Aspire For Her has learning partnerships with IBM, VMWARE, edX, Cisco, and LinkedIn, who bring career-focused learning opportunities with validated certifications to members who wish to stand out in a sea of applicants. Our career previews open the doors and windows of their minds to existing career tracks and paths less trodden.
We have had 100+ blogs, webinars, and live sessions with leading professionals (including CEOs like Zarin Daruwala, Radhika Gupta, Manisha Girotra, Apurva Purohit, Sharda Agarwal, icons like Sudha Murthy, Neeta Lulla, Rashmi Bansal, Praveena Rai, Latha Ayyar, etc.)
The ambassador programme helps build a vibrant online peer community, which connects and motivates each other to ‘never ever give up’ despite challenges on the path. The fifth and most important pillar of our model is the connect with 3E – Employment, Entrepreneurship, and Education.
Our vision is to add one million additional women to the workforce by 2025. As per our estimates, that adds $5 billion to our GDP. It also means that other metrics around health, education, security will also improve dramatically.
HS: What are the challenges you've faced and how did you overcome them?
MDGS: We grew in spite of the pandemic hitting us right after the launch. We converted the challenge into an opportunity by reaching out to young students (18-25).
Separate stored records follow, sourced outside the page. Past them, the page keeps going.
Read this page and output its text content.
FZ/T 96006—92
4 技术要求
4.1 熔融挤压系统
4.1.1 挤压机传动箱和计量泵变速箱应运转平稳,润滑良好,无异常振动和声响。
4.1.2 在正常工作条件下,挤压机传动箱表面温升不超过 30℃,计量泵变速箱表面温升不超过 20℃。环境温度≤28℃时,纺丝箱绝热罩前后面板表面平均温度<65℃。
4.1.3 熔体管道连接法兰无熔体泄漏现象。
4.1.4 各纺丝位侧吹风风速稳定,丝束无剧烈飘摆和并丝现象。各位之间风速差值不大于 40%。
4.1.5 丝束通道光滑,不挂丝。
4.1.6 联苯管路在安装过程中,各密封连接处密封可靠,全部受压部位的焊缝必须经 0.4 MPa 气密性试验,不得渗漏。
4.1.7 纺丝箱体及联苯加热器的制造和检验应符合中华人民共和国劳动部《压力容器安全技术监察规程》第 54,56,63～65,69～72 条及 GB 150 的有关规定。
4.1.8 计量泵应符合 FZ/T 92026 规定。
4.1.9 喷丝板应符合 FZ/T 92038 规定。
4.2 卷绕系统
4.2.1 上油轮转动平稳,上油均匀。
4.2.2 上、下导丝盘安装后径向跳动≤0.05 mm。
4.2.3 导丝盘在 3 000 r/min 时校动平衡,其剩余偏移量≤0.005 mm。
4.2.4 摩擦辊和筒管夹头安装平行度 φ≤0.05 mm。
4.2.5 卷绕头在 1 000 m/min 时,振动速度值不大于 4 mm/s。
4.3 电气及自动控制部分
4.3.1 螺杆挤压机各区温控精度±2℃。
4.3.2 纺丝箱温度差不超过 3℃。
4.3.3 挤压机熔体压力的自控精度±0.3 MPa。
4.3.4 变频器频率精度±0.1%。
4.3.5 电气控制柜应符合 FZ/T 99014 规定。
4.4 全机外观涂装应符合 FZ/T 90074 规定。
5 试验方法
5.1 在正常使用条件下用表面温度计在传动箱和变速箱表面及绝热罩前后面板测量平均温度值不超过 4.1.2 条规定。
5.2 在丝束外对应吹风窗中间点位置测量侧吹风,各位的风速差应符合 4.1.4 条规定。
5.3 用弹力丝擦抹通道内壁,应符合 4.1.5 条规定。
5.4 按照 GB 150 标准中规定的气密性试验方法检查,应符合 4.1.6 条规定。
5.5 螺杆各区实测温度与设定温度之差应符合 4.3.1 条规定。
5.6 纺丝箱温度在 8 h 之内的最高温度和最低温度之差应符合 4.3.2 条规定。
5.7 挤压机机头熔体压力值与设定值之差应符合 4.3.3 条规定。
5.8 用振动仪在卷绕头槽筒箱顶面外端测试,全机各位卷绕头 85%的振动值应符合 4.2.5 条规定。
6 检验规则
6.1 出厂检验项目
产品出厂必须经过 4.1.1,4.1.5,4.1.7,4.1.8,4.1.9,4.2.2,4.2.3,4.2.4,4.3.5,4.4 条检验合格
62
Faced with uncertainties and confusion on the academics, they converted their pain to purpose by helping craft the proposition for the community.
We used social media channels to attract and engage the members, and today, we are proud to have built a community of 30,000 in less than one year. This also includes 100+ incredibly talented women leaders, who are keen to give back as mentors and role models.
Due to the pandemic, we had limited in-person connect with our community and to beat the challenge, we decided to launch the Women@Work research to understand working women in different spaces and stages in their career.
Our insights from the research led us to redefine our community strategy.
HS: What are your future plans?
MDGS: To reach our vision of adding one million women to the workforce by 2025, we will continue to build on our strategic partnerships.
We are building many more niche networks with a clear strategy of creating employment and employability. We are actively looking at raising funds for growth.
With a brilliant response from all stakeholders, the need of the hour is for us to scale up.